3798 economy public debt

© / THE EXPRESS

“The review of public expenditure as it is carried out does not allow for change. We must put in place what I call a sunset clause. A large part of the expenditure voted on would be provisional and would only become permanent if an evaluation ex post proves their usefulness”, details Marc Ferracci, economist and Renaissance deputy. The situation is all the more perilous as the debt burden, that is to say the bill that the French State must pay each year to its creditors , should soar, according to Bercy’s estimates: a little more than 46 billion this year, 62 billion in two years and 72 billion in 2027… The equivalent of what the State spent last year for justice, security, higher education and research, and culture combined “We are entering a dangerous zone where real interest rates will once again become higher than the growth rates of the economy, which creates a. snowball effect on the debt and a risk of runaway”, worries Denis Ferrand, the general director of Rexecode.

READ ALSO: Tax increases: how long can the government hold out?

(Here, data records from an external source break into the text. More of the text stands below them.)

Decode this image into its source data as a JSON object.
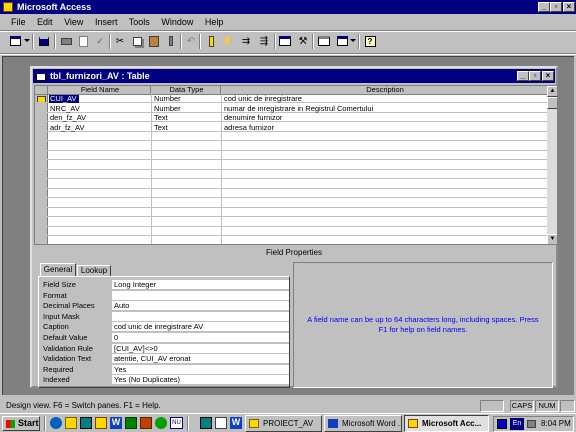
{
  "app": {
    "title": "Microsoft Access"
  },
  "menu": [
    "File",
    "Edit",
    "View",
    "Insert",
    "Tools",
    "Window",
    "Help"
  ],
  "toolbar_icons": [
    "view-design-icon",
    "save-icon",
    "print-icon",
    "print-preview-icon",
    "spelling-icon",
    "cut-icon",
    "copy-icon",
    "paste-icon",
    "format-painter-icon",
    "undo-icon",
    "primary-key-icon",
    "indexes-icon",
    "insert-rows-icon",
    "delete-rows-icon",
    "properties-icon",
    "build-icon",
    "database-window-icon",
    "new-object-icon",
    "help-icon"
  ],
  "table_window": {
    "title": "tbl_furnizori_AV : Table",
    "headers": [
      "Field Name",
      "Data Type",
      "Description"
    ],
    "rows": [
      {
        "field": "CUI_AV",
        "type": "Number",
        "desc": "cod unic de inregistrare"
      },
      {
        "field": "NRC_AV",
        "type": "Number",
        "desc": "numar de inregistrare in Registrul Comertului"
      },
      {
        "field": "den_fz_AV",
        "type": "Text",
        "desc": "denumire furnizor"
      },
      {
        "field": "adr_fz_AV",
        "type": "Text",
        "desc": "adresa furnizor"
      }
    ],
    "field_properties_title": "Field Properties",
    "tabs": [
      "General",
      "Lookup"
    ],
    "properties": [
      {
        "label": "Field Size",
        "value": "Long Integer"
      },
      {
        "label": "Format",
        "value": ""
      },
      {
        "label": "Decimal Places",
        "value": "Auto"
      },
      {
        "label": "Input Mask",
        "value": ""
      },
      {
        "label": "Caption",
        "value": "cod unic de inregistrare AV"
      },
      {
        "label": "Default Value",
        "value": "0"
      },
      {
        "label": "Validation Rule",
        "value": "[CUI_AV]<>0"
      },
      {
        "label": "Validation Text",
        "value": "atentie, CUI_AV eronat"
      },
      {
        "label": "Required",
        "value": "Yes"
      },
      {
        "label": "Indexed",
        "value": "Yes (No Duplicates)"
      }
    ],
    "help_text": "A field name can be up to 64 characters long, including spaces.  Press F1 for help on field names."
  },
  "status": {
    "text": "Design view.  F6 = Switch panes.  F1 = Help.",
    "caps": "CAPS",
    "num": "NUM"
  },
  "taskbar": {
    "start": "Start",
    "tasks": [
      "PROIECT_AV",
      "Microsoft Word ...",
      "Microsoft Acc..."
    ],
    "tray_lang": "En",
    "clock": "8:04 PM"
  },
  "colors": {
    "titlebar": "#000080",
    "desktop": "#008080",
    "face": "#c0c0c0",
    "help_text": "#0000ff"
  }
}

Is a financial crisis possible in the short term? “It’s unlikely, because the European Central Bank is keeping an eye on it,” replies François Ecalle. In the panoply of instruments that the Frankfurt institution adopted in the aftermath of the great sovereign debt crisis in 2012, we find an almost unlimited debt buyback program. In the event of danger, the ECB would assume its role as savior of last resort. Unless a political shock encourages him to gain ground. And this is where the subject of debt once again becomes eminently political. What would happen in 2027 if, for example, the RN moved to the Elysée and rolled out its economic program with the return of the retirement age to 60 as a flagship and electoral measure? “The ECB could not support such a measure,” predicts the former auditor of the Court of Auditors. A dark scenario would follow, like that experienced by the United Kingdom two years ago: the short-lived Prime Minister Liz Truss was disembarked in forty-nine days after the publication of a delusional draft budget. and heavily sanctioned by the financial markets. No matter the magician, reality always ends up imposing itself.